Après quoi, il donna l'ordre de se disperser, et les troupes gagnèrent les divers lieux de rassemblement où on avait pourvu à leur nourriture.

Le Roi et ses principaux officiers établirent leur quartier-général dans le château, pendant que le Maire et les plus riches bourgeois pourvoyaient au logement des autres.

Quant aux simples soldats, un grand nombre d'entre eux furent mis en subsistance chez les habitants.

Beaucoup d'autres campèrent dans les rues et sur les terrains environnant le château.

Le reste s'installa dans les voitures et les charrettes laissées dans les champs en dehors de la ville.

Ils y allumaient de grands feux.

Ils firent rôtir du mouton et couler la bière à flots, avec autant d'entrain que s'il s'agissait d'une partie de campagne et non d'une marche sur Londres.

VI – Un échange de poignées de mains entre moi et le Brandebourgeois

Le Roi Monmouth avait convoqué une réunion du conseil pour la soirée et donné au colonel Decimus Saxon l'ordre d'y venir.

Je m'y rendis avec lui, muni du petit paquet que Sir Jacob Clancing avait confié à ma garde.

Arrivés au château, nous apprîmes que le Roi n'était pas encore sorti de sa chambre.

On nous introduisit dans le grand hall pour l'attendre.

C'était une belle pièce avec de hautes fenêtres et un superbe plafond de bois sculpté.

Tout au fond on avait fixé les armoiries de Monmouth, mais sans la barre à senestre qu'il avait portée jusqu'alors.

Là étaient réunis les principaux chefs de l'armée, un grand nombre des officiers subalternes des fonctionnaires de la ville, et d'autres personnes qui avaient des requêtes à présenter. Lord Grey de Wark était debout près d'une fenêtre et contemplait la campagne d'un air sombre.

Wade et Holmes hochaient la tête et causaient à demi-voix dans un coin.

Ferguson allait et venait à grands pas, sa perruque posée de travers, lançant à tue-tête des exhortations et des prières, qu'il prononçait avec l'accent écossais le plus marqué.

Un certain nombre de personnages, aux costumes plus gais, s'étaient groupés devant la cheminée sans feu et écoutaient l'un d'eux racontant une histoire dans un langage bourré de jurons, et qui les faisait rire aux éclats.

Dans un autre coin, un groupe de fanatiques, en vêtements noirs ou bruns, avec de larges poignets blancs et des manteaux traînants, faisaient cercle autour de quelqu'un des prédicants les plus goûtés et discutaient à demi-voix la philosophie calviniste dans ses rapports avec la science du gouvernement.

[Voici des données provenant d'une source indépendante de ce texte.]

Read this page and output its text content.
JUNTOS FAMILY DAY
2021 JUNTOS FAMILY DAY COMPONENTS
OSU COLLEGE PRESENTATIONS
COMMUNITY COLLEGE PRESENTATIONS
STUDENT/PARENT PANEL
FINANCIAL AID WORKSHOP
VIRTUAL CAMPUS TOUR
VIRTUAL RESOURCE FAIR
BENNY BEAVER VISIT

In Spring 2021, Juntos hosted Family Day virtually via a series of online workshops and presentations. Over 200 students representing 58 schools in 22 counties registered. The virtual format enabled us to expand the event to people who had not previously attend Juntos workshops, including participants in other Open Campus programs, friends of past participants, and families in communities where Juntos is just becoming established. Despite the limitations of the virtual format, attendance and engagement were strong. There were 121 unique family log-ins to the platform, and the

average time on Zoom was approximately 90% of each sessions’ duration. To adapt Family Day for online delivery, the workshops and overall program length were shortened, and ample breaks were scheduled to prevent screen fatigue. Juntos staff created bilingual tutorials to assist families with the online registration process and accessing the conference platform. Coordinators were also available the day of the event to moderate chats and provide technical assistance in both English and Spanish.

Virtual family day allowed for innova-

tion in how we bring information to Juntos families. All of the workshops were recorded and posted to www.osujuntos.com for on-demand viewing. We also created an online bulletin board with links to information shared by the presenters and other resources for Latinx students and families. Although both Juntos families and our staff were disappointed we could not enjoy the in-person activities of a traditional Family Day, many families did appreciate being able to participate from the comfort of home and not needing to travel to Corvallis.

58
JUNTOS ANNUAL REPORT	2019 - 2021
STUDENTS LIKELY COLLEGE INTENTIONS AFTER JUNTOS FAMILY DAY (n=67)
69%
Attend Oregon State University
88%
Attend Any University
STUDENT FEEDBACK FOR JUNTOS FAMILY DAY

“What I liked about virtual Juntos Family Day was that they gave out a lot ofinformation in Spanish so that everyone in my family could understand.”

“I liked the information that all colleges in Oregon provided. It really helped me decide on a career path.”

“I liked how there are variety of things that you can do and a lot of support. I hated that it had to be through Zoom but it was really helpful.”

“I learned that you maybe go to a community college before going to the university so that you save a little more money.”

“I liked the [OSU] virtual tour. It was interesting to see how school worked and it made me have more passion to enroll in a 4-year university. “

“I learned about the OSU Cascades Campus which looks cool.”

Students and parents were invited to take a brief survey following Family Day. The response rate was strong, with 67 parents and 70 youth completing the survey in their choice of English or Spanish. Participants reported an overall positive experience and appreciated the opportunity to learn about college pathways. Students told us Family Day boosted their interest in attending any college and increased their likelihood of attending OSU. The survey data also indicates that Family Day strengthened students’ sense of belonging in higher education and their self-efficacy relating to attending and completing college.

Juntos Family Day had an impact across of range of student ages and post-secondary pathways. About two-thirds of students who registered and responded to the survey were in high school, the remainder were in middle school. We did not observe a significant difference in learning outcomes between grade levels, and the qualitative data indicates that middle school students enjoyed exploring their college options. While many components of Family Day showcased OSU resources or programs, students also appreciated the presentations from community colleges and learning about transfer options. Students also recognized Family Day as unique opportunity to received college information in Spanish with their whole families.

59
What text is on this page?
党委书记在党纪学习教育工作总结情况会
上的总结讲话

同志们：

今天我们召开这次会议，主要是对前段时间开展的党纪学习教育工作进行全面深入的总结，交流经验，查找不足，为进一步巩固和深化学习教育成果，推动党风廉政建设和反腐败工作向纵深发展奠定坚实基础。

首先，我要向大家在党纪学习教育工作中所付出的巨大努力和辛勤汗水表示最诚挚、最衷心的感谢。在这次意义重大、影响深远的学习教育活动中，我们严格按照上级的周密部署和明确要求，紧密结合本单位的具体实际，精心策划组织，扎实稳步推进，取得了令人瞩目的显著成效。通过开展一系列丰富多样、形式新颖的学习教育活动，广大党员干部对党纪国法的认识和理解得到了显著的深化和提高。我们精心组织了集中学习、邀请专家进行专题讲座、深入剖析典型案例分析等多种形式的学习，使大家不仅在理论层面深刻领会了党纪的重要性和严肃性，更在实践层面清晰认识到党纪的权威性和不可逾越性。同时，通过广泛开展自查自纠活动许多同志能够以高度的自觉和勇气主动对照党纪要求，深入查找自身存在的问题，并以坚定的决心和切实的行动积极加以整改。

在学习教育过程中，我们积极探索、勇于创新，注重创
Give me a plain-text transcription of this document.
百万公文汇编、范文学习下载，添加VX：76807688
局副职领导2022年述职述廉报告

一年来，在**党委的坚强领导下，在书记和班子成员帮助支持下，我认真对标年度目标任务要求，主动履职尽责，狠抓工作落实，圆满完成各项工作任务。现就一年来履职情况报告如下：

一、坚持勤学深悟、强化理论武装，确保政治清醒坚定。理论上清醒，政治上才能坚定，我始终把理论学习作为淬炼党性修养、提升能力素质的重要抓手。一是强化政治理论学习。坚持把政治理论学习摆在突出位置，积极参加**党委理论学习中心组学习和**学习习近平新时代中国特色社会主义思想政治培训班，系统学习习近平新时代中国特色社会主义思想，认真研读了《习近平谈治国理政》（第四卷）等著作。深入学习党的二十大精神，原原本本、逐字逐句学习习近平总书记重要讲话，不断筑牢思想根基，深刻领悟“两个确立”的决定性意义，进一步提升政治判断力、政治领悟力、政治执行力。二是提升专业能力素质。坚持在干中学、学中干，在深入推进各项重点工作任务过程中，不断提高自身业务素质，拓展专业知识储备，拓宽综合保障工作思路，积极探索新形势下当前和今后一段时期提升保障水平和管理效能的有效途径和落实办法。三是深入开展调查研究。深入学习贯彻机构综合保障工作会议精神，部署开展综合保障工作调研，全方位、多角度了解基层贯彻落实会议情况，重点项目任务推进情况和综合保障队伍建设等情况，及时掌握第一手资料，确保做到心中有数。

Un petit nombre de soldats aux costumes et aux façons simples qui n'étaient ni des courtisans, ni des sectaires allaient et venaient, ou regardaient fixement par les fenêtres le camp plein d'animation qui était formé sur la pelouse du château.

Saxon me conduisit vers l'un de ces hommes remarquable par sa haute stature et la largeur de ses épaules, et le tirant par la manche, il lui tendit la main comme à un vieil ami.

– Mein Gott! s'écria l'aventurier allemand, car c'était celui-là même que Saxon m'avait désigné le matin, je me suis dit que c'était bien vous, Saxon, quand je vous ai vu près de la porte, quoique vous soyez encore plus maigre qu'autrefois. Comment se fait-il qu'après avoir lampé autant de bonne bière bavaroise que vous l'avez fait, vous soyez resté aussi décharné. Cela dépasse mon intelligence. Et comment vos affaires ont-elles marché?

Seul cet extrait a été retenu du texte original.